Amicus curiae briefs (sometimes augmented by oral argument) give local and national groups input into major cases by presenting policy and legal arguments about how the court should address specific issues presented, providing input on the practical ramifications of the decision beyond the litigants. Recent briefs have addressed medical malpractice and general tort liability, health care regulation, the constitutionality of charter schools, parenting plans, and municipal antitrust liability.

  • Fergen v. Sestero, 182 Wn.2d 794, 346 P.3d 708 (2015). The Court upheld, 5-4, continued use of the “exercise of judgment” instruction in medical malpractice cases claiming a mis-diagnosis. The majority held the instruction may continue to be used in proper cases over a strong challenge to eliminate the instruction entirely, and a strong dissent. The majority incorporated the amicus analysis that the instruction is a necessary “tool in the toolbox” for trial judges. Holding affirmed 9-0 in Paetsch v. Spokane Dermatology Clinic, P.S., 182 Wn.2d 842, 348 P.3d 389 (2015), filed same day as Fergen and authored by one of the dissenters in Fergen.
  • Anya-Gomez v. Sauerwein, 180 Wn.2d 610, 331 P.3d 19 (2014). The Court held 5-4 that, in a misdiagnosis case, the informed consent doctrine and statute do not allow a separate, independent claim against a physician who did not give the patient inconclusive, preliminary test results, which were still subject to verification. The amicus brief was cited three times in the majority opinion.
  • Dunnington v. Virginia Mason Medical Center, 187 Wn.2d 629, 389 P.3d 498 (2017). Held, 9-0, that “lost chance” claims for a physician’s alleged failure to diagnose or misdiagnosis of non-terminal cancer is determined under the traditional “but for” standard, rejecting “substantial factor” test; and reversed trial court’s dismissal of the contributory negligence defense, affirming the patient’s obligation to follow physician orders, including to return for re-evaluation. Both holdings were consistent with position of the amicus brief.
  • Reyes v. Yakima Health District et al., 191 Wn.2d 79, 419 P.3d 819 (2018). Affirmed summary judgment dismissal holding that where expert declaration failed to state the standard of care, how it was breached, or the specific facts on which it was based, it is insufficient to support medical negligence claim, consistent with the position of the amicus brief.
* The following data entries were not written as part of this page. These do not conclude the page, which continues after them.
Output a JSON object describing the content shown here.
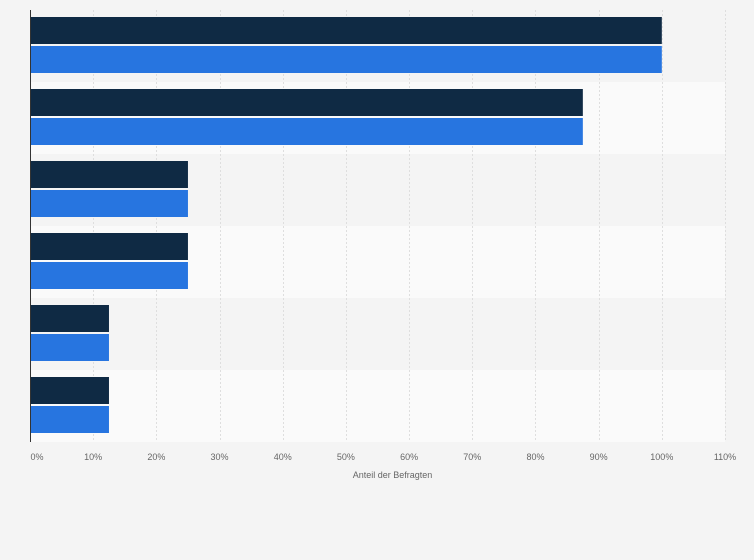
{
  "chart_data": {
    "type": "bar",
    "orientation": "horizontal",
    "categories": [
      "",
      "",
      "",
      "",
      "",
      ""
    ],
    "series": [
      {
        "color": "#0f2a44",
        "values": [
          100,
          87.5,
          25,
          25,
          12.5,
          12.5
        ]
      },
      {
        "color": "#2775e0",
        "values": [
          100,
          87.5,
          25,
          25,
          12.5,
          12.5
        ]
      }
    ],
    "xlabel": "Anteil der Befragten",
    "ylabel": "",
    "xlim": [
      0,
      110
    ],
    "ticks": [
      0,
      10,
      20,
      30,
      40,
      50,
      60,
      70,
      80,
      90,
      100,
      110
    ],
    "tick_labels": [
      "0%",
      "10%",
      "20%",
      "30%",
      "40%",
      "50%",
      "60%",
      "70%",
      "80%",
      "90%",
      "100%",
      "110%"
    ],
    "grid": true,
    "legend": "none"
  },
  "colors": {
    "band_even": "#f4f4f4",
    "band_odd": "#fafafa",
    "grid": "#dedede",
    "axis": "#333333"
  }
}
  • Keck v. Collins, 184 Wn.2d 358, 357 P.3d 1080 (2015). Affirmed the requirement of experts to state specific facts supporting opinions at summary judgment in medical negligence cases, declining to overrule Guile v. Ballard Hospital, 70 Wn. App. 18 (1993), consistent with amicus brief position. Adopted the amicus brief’s suggestion to require trial courts to use the test in Burnet v. Spokane Ambulance, 131 Wn.2d 484, 933 P.2d 1036 (1997), and its progeny when deciding to exclude late-filed evidence at summary judgment.
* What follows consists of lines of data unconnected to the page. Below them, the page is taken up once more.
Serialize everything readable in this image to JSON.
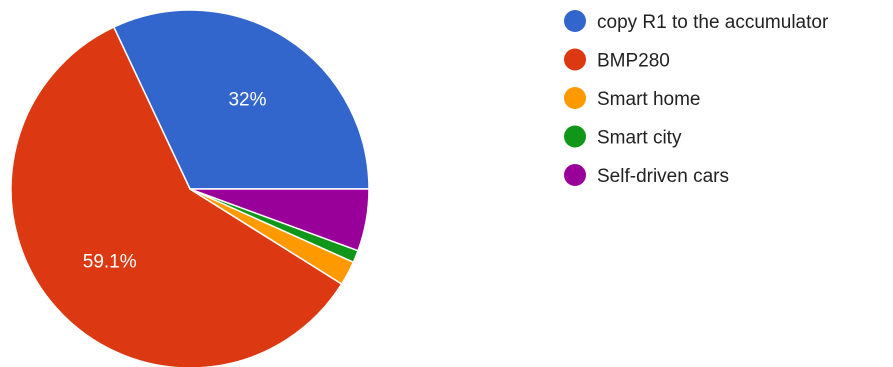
{
  "chart_data": {
    "type": "pie",
    "title": "",
    "slices": [
      {
        "label": "copy R1 to the accumulator",
        "value": 32.0,
        "color": "#3366cc",
        "display_label": "32%"
      },
      {
        "label": "BMP280",
        "value": 59.1,
        "color": "#dc3912",
        "display_label": "59.1%"
      },
      {
        "label": "Smart home",
        "value": 2.2,
        "color": "#ff9900",
        "display_label": ""
      },
      {
        "label": "Smart city",
        "value": 1.1,
        "color": "#109618",
        "display_label": ""
      },
      {
        "label": "Self-driven cars",
        "value": 5.6,
        "color": "#990099",
        "display_label": ""
      }
    ],
    "legend_position": "right",
    "direction": "counterclockwise",
    "start": "right"
  }
}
  • Wa.State Hospital Ass’n. v. Wa. Dep’t. of Health, 183 Wn.2d 590, 353 P.3d 1285 (2015). Held: Department of Health exceeded its authority under the certificate of need program regulating health care costs and expansion by attempting to control changes in ownership or control over hospitals through a rule change under the CON laws, consistent with the amicus position.
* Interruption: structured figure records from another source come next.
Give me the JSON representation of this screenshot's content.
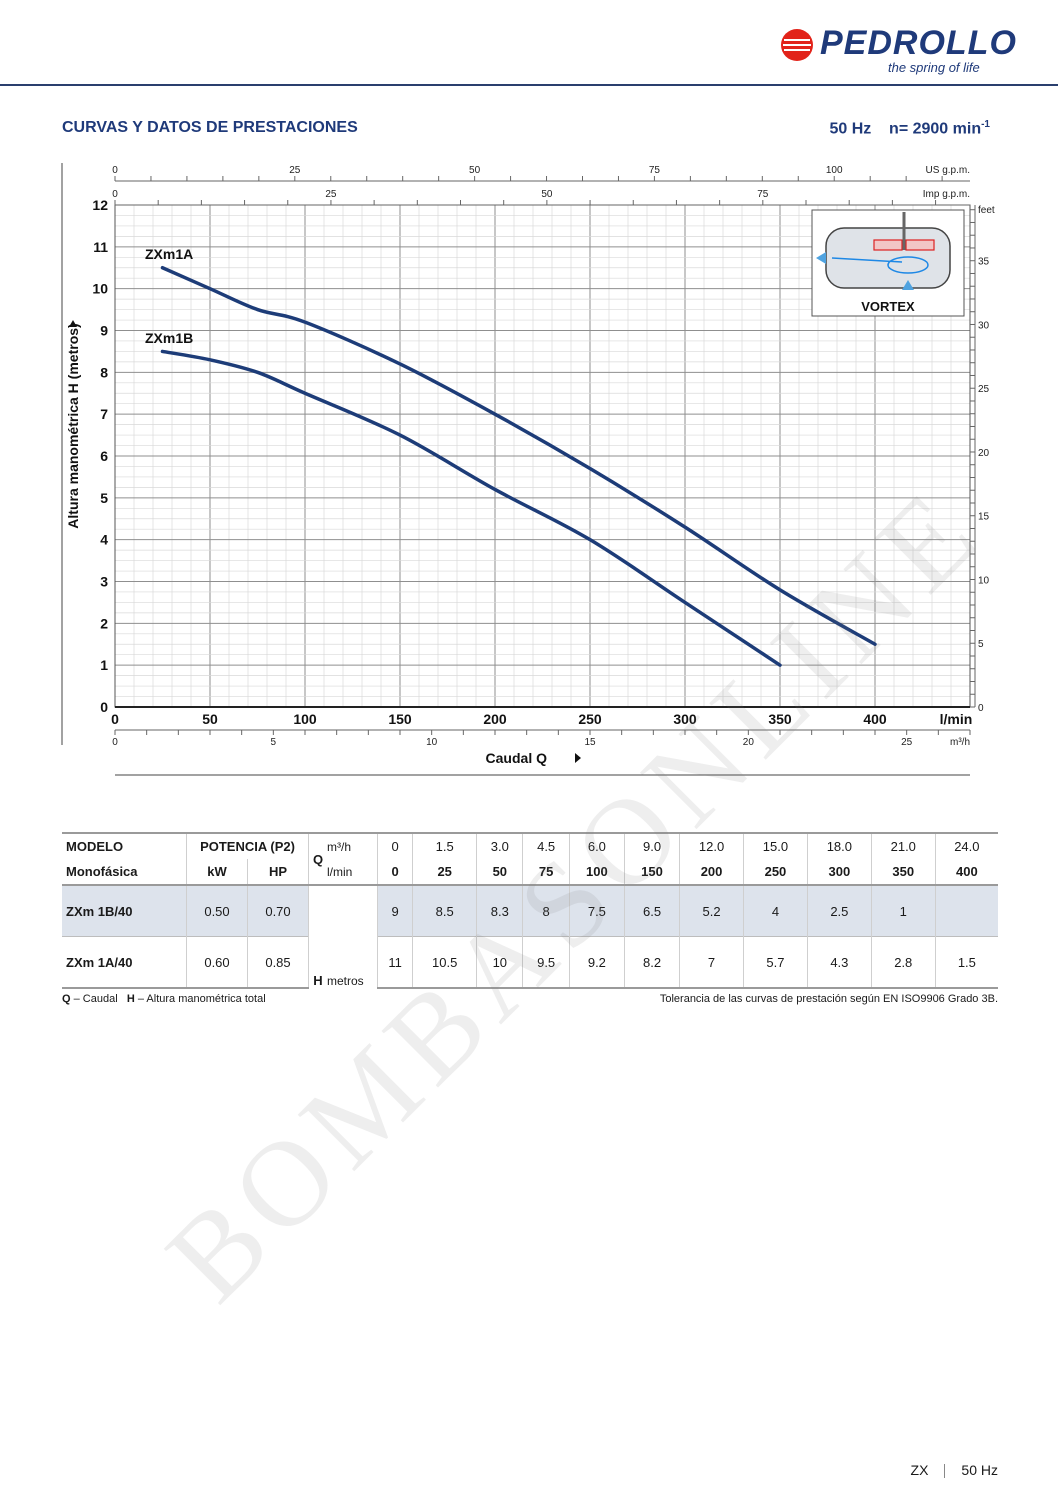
{
  "brand": {
    "name": "PEDROLLO",
    "tagline": "the spring of life"
  },
  "header": {
    "title": "CURVAS Y DATOS DE PRESTACIONES",
    "freq": "50 Hz",
    "speed": "n= 2900 min",
    "speed_sup": "-1"
  },
  "chart_data": {
    "type": "line",
    "x_label": "Caudal Q",
    "y_label": "Altura manométrica H (metros)",
    "x_unit": "l/min",
    "x_range": [
      0,
      450
    ],
    "y_range": [
      0,
      12
    ],
    "x_ticks": [
      0,
      50,
      100,
      150,
      200,
      250,
      300,
      350,
      400
    ],
    "y_ticks": [
      0,
      1,
      2,
      3,
      4,
      5,
      6,
      7,
      8,
      9,
      10,
      11,
      12
    ],
    "grid": true,
    "top_axes": [
      {
        "unit": "US g.p.m.",
        "ticks": [
          0,
          25,
          50,
          75,
          100
        ],
        "per_lmin": 0.264172
      },
      {
        "unit": "Imp g.p.m.",
        "ticks": [
          0,
          25,
          50,
          75
        ],
        "per_lmin": 0.219969
      }
    ],
    "bottom_axis2": {
      "unit": "m³/h",
      "ticks": [
        0,
        5,
        10,
        15,
        20,
        25
      ],
      "per_lmin": 0.06
    },
    "right_axis": {
      "unit": "feet",
      "ticks": [
        0,
        5,
        10,
        15,
        20,
        25,
        30,
        35
      ],
      "per_m": 3.28084
    },
    "series": [
      {
        "name": "ZXm1A",
        "color": "#1d3c78",
        "x": [
          25,
          50,
          75,
          100,
          150,
          200,
          250,
          300,
          350,
          400
        ],
        "y": [
          10.5,
          10,
          9.5,
          9.2,
          8.2,
          7,
          5.7,
          4.3,
          2.8,
          1.5
        ]
      },
      {
        "name": "ZXm1B",
        "color": "#1d3c78",
        "x": [
          25,
          50,
          75,
          100,
          150,
          200,
          250,
          300,
          350
        ],
        "y": [
          8.5,
          8.3,
          8,
          7.5,
          6.5,
          5.2,
          4,
          2.5,
          1
        ]
      }
    ],
    "inset": {
      "label": "VORTEX"
    }
  },
  "table": {
    "head": {
      "modelo": "MODELO",
      "monofasica": "Monofásica",
      "potencia": "POTENCIA (P2)",
      "kw": "kW",
      "hp": "HP",
      "q": "Q",
      "m3h": "m³/h",
      "lmin": "l/min",
      "h": "H",
      "metros": "metros"
    },
    "m3h": [
      "0",
      "1.5",
      "3.0",
      "4.5",
      "6.0",
      "9.0",
      "12.0",
      "15.0",
      "18.0",
      "21.0",
      "24.0"
    ],
    "lmin": [
      "0",
      "25",
      "50",
      "75",
      "100",
      "150",
      "200",
      "250",
      "300",
      "350",
      "400"
    ],
    "rows": [
      {
        "model": "ZXm 1B/40",
        "kw": "0.50",
        "hp": "0.70",
        "h": [
          "9",
          "8.5",
          "8.3",
          "8",
          "7.5",
          "6.5",
          "5.2",
          "4",
          "2.5",
          "1",
          ""
        ]
      },
      {
        "model": "ZXm 1A/40",
        "kw": "0.60",
        "hp": "0.85",
        "h": [
          "11",
          "10.5",
          "10",
          "9.5",
          "9.2",
          "8.2",
          "7",
          "5.7",
          "4.3",
          "2.8",
          "1.5"
        ]
      }
    ]
  },
  "notes": {
    "q": "Q",
    "q_text": "– Caudal",
    "h": "H",
    "h_text": "– Altura manométrica total",
    "tolerance": "Tolerancia de las curvas de prestación según EN ISO9906 Grado 3B."
  },
  "watermark": "BOMBASONLINE",
  "footer": {
    "series": "ZX",
    "freq": "50 Hz"
  },
  "colors": {
    "brand": "#1f3a7a",
    "curve": "#1d3c78",
    "logo_red": "#e2231a"
  }
}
  • Washington Water Jet Workers Ass’n v. Yarbrough, 151 Wn.2d 470, 90 P.3d 42 (2004). Prisoner prevailing wage work-rehabilitation programs in state prisons held unconstitutional 5-4 on reconsideration of earlier 5-4 decision upholding the programs: Art. 2 § 29 of the 1889 State Constitution prohibiting lease of inmate labor applied to prohibit the state-supervised, rehabilitation-based programs.

Speaking Engagements

  • “Appeals From the Inside & Out: Behind the Scenes and Behind the Podium at Division III,” Gonzaga University School of Law, Spokane, Washington, December 2, 2016.